Almost 80% of patients who are newly diagnosed with bladder cancers have tumours limited to the superficial layers of the bladder. The more aggressive forms of these superficial bladder cancers are commonly treated with an immunotherapy medication called BCG which is put into the bladder. This medication, an inactivated bacterium resembling tuberculosis (BCG), has been used effectively for decades, reducing the likelihood of bladder cancer coming back or spreading outside the bladder. However, 30-45% of patients, this BCG treatment will fail with the cancer progressing into deeper layers or spreading outside the bladder despite treatment. If the cancer progresses to the bladder muscle despite BCG, even curative treatments such as removal of the bladder result in poor outcomes. Therefore, it is vital to identify patients who will not respond to BCG treatment early. BCG works by activating our immune system to target cancer cells in the bladder. Studies suggest that recruiting more immune cells in the cancer environment can benefit patients receiving BCG treatment.

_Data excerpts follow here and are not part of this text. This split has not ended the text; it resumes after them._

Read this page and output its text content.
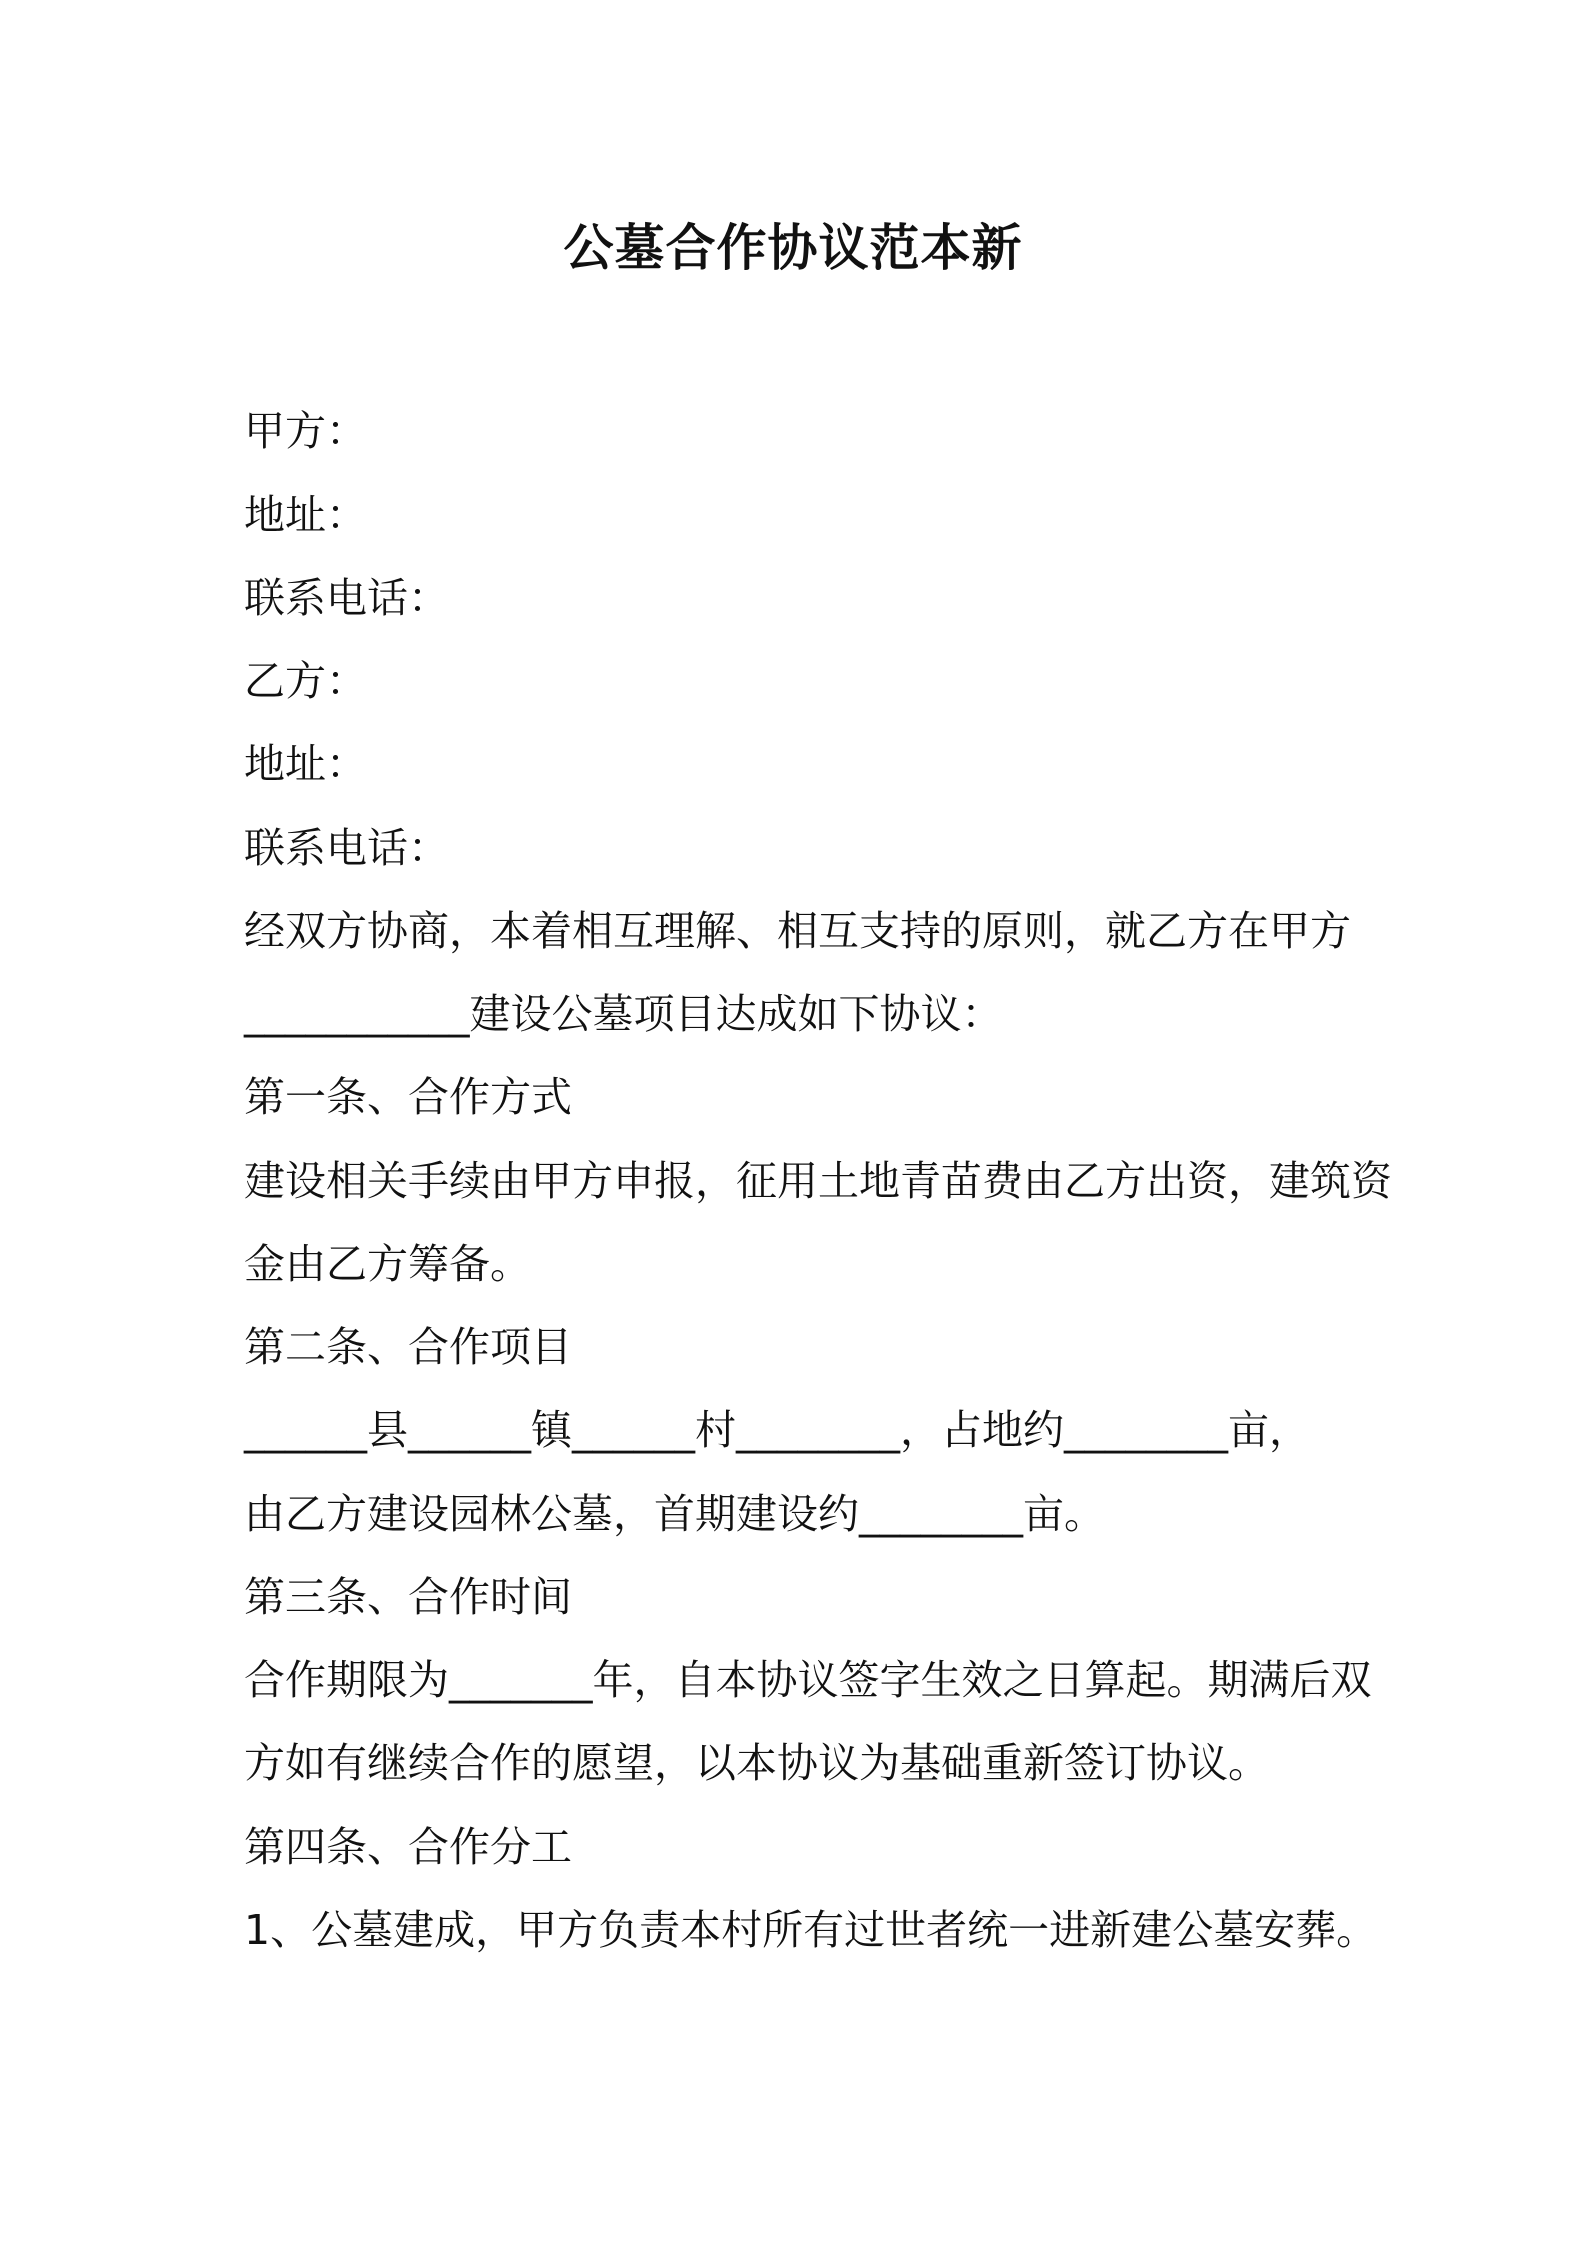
公墓合作协议范本新
甲方：
地址：
联系电话：
乙方：
地址：
联系电话：
经双方协商，本着相互理解、相互支持的原则，就乙方在甲方
___________建设公墓项目达成如下协议：
第一条、合作方式
建设相关手续由甲方申报，征用土地青苗费由乙方出资，建筑资
金由乙方筹备。
第二条、合作项目
______县______镇______村________，占地约________亩，
由乙方建设园林公墓，首期建设约________亩。
第三条、合作时间
合作期限为_______年，自本协议签字生效之日算起。期满后双
方如有继续合作的愿望，以本协议为基础重新签订协议。
第四条、合作分工
1、公墓建成，甲方负责本村所有过世者统一进新建公墓安葬。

However, in patients who have an exaggerated inflammatory response with a large number of immune cells present before BCG treatment, it can cause exhaustion of these immune cells rendering these cells dysfunctional and unable to mount a response when BCG is administered.
This study aims to utilise genetic pro-inflammatory gene markers and immunostaining to help identify which patients will not respond to BCG treatment. This will enable better selection of patients for this treatment and allow for future research to develop other therapies for bladder cancer.
Professor Shomik Sengupta
Professor of Surgery and Deputy Head of School at the Eastern Health Clinical School, Monash University & consultant urologist & Uro-Oncology lead at the Department of Urology, Eastern Health.
Non-muscle invasive bladder cancer registry
Bladder cancer is a common condition. Reliable sources of information on bladder cancer treatment and outcomes in Australian patients are not limited. This proposal is to develop a platform for collecting information on patients diagnosed and treated for bladder cancer. The main aim will be to utilise the information to improve treatment in the future. The platform would also allow us to plan and run some studies to compare and assess different ways of treating bladder cancer.